TEL AVIV – Experts are now saying that Maia, Egyptian pharaoh Tutankhamun’s wet nurse, may have actually been his sister Meritaten.

Egyptian officials and French Egyptologist Alain Zivie on Sunday unveiled Maia’s tomb to journalists ahead of its public opening next month.

“Maia is none other than princess Meritaten, the sister or half-sister of Tutankhamun and the daughter of Akhenaten and Nefertiti,” Zivie told AFP.

Zivie discovered the tomb in 1996 in Saqqara, 12 miles south of Cairo, while Tutankhamun’s mummy was found alongside thousands of burial gifts in 1922 by famed British Egyptologist Howard Carter in the Valley of the Kings in Luxor.

Zivie based his conclusions on the carvings of Tutankhamun and Maia on the walls of Maia’s tomb. “The extraordinary thing is that they are very similar.

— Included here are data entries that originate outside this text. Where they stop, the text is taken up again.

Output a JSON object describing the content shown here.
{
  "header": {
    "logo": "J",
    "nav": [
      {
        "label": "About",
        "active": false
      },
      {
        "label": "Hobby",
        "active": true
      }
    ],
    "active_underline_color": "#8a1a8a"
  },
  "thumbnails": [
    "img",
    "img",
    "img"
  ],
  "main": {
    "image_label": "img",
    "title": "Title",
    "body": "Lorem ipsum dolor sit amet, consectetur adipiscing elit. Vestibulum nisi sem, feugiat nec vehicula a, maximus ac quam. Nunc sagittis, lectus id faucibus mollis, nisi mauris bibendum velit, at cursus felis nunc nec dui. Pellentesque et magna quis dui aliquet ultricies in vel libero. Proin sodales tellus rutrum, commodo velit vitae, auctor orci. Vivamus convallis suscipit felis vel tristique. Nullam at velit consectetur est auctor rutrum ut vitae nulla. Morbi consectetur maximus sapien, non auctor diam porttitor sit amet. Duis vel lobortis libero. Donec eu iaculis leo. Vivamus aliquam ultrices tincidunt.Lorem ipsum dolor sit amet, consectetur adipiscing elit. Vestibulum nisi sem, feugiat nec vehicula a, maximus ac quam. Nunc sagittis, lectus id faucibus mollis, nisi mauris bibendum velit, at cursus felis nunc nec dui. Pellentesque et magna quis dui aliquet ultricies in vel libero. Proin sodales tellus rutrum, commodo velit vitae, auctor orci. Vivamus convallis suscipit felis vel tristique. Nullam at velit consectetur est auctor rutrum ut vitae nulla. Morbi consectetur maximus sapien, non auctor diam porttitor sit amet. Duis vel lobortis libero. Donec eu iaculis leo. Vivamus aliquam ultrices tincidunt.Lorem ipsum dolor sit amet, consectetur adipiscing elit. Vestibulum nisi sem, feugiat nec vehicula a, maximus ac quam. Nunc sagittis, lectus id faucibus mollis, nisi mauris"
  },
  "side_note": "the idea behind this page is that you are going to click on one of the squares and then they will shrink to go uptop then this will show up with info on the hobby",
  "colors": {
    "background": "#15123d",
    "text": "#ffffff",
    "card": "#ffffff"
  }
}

They have the same chin, the eyes, the family traits,” he said. “The carvings show Maia sitting on the royal throne and he is sitting on her lap.”

Even though DNA tests have proved that the pharaoh Akhenaten was the father of the boy king Tutankhamun, the identity of his mother is still unknown.

Nicholas Reeves claimed that Tutankhamun’s tomb has a secret chamber and Egyptian authorities back the claim with “90% certainty.”

Reeves believes the chamber could be the burial site of Queen Nefertiti, whose mummy also has not been found.

Tutankhamun died at age 19 more than 3,000 years ago in 1324 BC after ruling for nine years.